Right to Life welcomes the submission of the Disability Commissioner, Paula Tesoriero in defence of the right to life of the disabled in New Zealand. She believes that there are major concerns about safeguards in the bill and that, “the key thing for New Zealanders to understand is that this bill goes beyond terminal illness,” and that “quite a range of disabilities or chronic health conditions could be considered a grievous or irremediable condition.’ She states that safeguards in place in this bill are woefully inadequate for terminal illness”, and that ““This whole bill is premised on a medical model, not the social model of disability which says that you are only disabled by the barriers that are put in your way. What we have to focus on is improving the support systems available to disabled people to enable them to live good lives rather than focusing on enabling a good death”.
Peter Thirkell the Secretary for the Care Alliance also expresses concern about the bill. In an article on the Newshub website on 9th March, entitled ‘David Seymour needs to listen to NZ about euthanasia’, he claims Seymour is a “master of spin”.
In an article by Thomas Coughlan, on the Newsroom website on 8th March 2018, Couhglan states that David Seymour has said that the bill’s drafting was clear and that only people with terminal illnesses, whether disabled or not, could make use of euthanasia services. This misrepresents his bill to falsely claim that the disabled are required to be in a terminal condition to qualify for assisted suicide or a lethal injection. They are not as is clear from the actual wording of the bill. (link to Parliamentary website)
Note here are the relevant sections of Section 4 of the bill, (with Right to Life comments in blue)
(c) suffers from— (i) a terminal illness that is likely to end his or her life within 6 months; or
(ii) a grievous and irremediable medical condition; and [WHO DECIDES WHAT CONSTITUTES A GRIEVOUS AND IRREMEDIABLE MEDICAL CONDITION]

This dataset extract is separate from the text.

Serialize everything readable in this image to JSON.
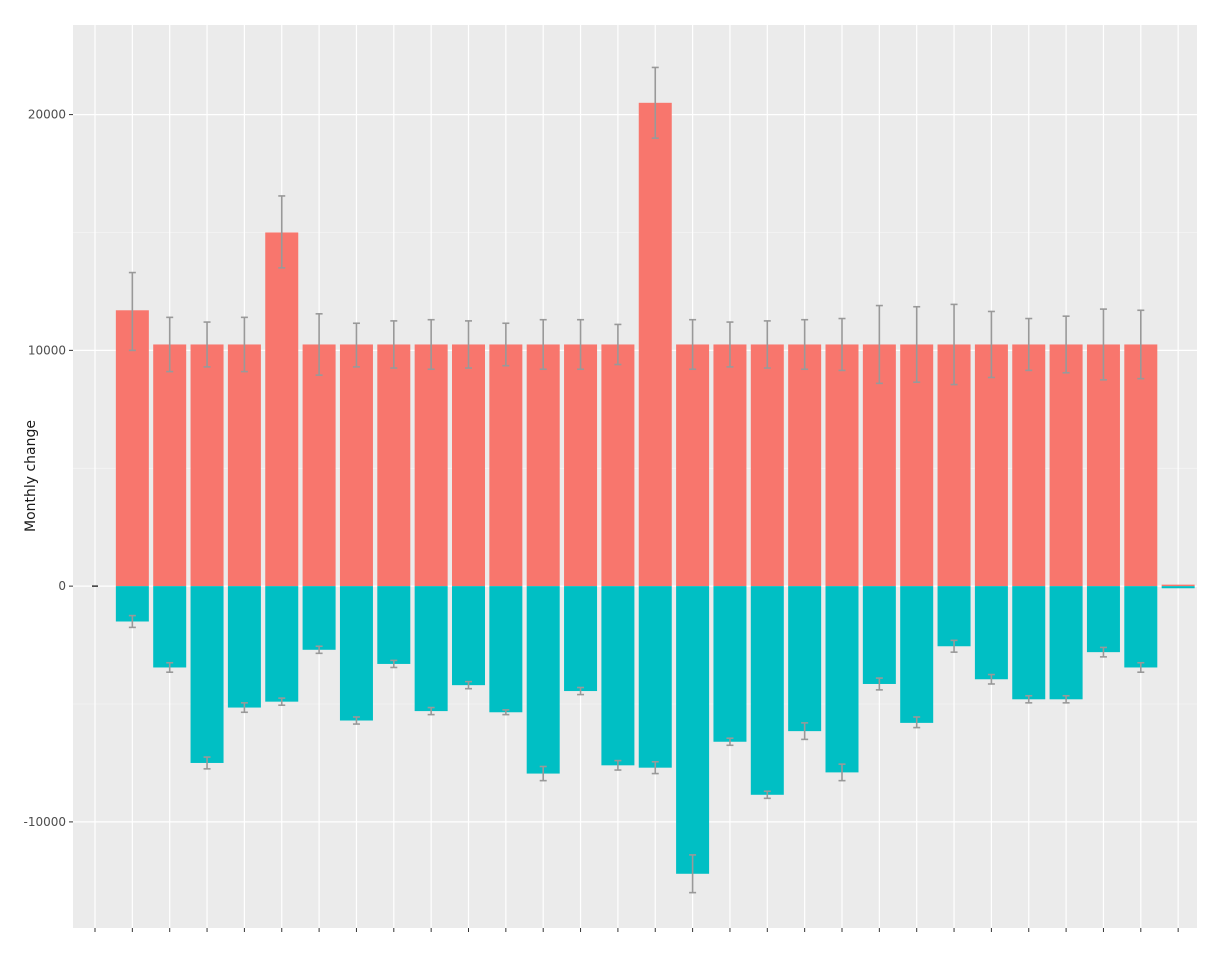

(d) is in an advanced state of irreversible decline in capability; and [WHAT DISTINGUISHES THIS FROM THE NORMAL PROGRESSION OF AGING?]
(e) experiences unbearable suffering that cannot be relieved in a manner that he or she considers tolerable; and [THIS CONDITION IS SUBJECTIVE TO THE DEGREE THAT IT IS EFFECTIVELY MEANINGLESS]
(f) has the ability to understand—
(i) the nature of assisted dying; and
(ii) the consequences for him or her of assisted dying.
David Seymour is now presenting himself as a human rights crusader; he is not. He promotes his bill as the answer to the “last great human rights issue.” His crusade is not to promote human rights but to attack and undermine the foundation of our human rights, the inalienable right to life. It is appalling and deeply offensive to promote to the disabled and to our community the insidious and false notion that your life has no value, that it is not worth living and that you have a human right to have a doctor kill you with a lethal injection or assist in your suicide.
There is not one major disability organisation in New Zealand that supports the End of Life Choice bill.
There is nothing in the bill that would prevent a doctor from offering a lethal injection or assisted suicide to a disabled person.
Members of the disability sector have the most difficulty in accessing medical treatment, care and support, this bill would aggravate this situation.
David Seymour in response to the Commissioner said, that disabled people should be given the same rights as anyone else to choose to end their lives, but that the bill’s drafting was clear that only people with terminal illnesses, whether disabled or not, could make use of euthanasia services. He believed the bill as drafted granted equal access to end of life choices, while safeguarding against vulnerable people making use of the law unnecessarily.
There were 74 Members of Parliament who voted for the first reading of the End of Life Choice bill on the 13 December 2017. Right to Life requests that these Members show their support for members of the disability sector by reflecting seriously on the real concerns expressed by the Disability Commissioner and vote against this bill at its second reading.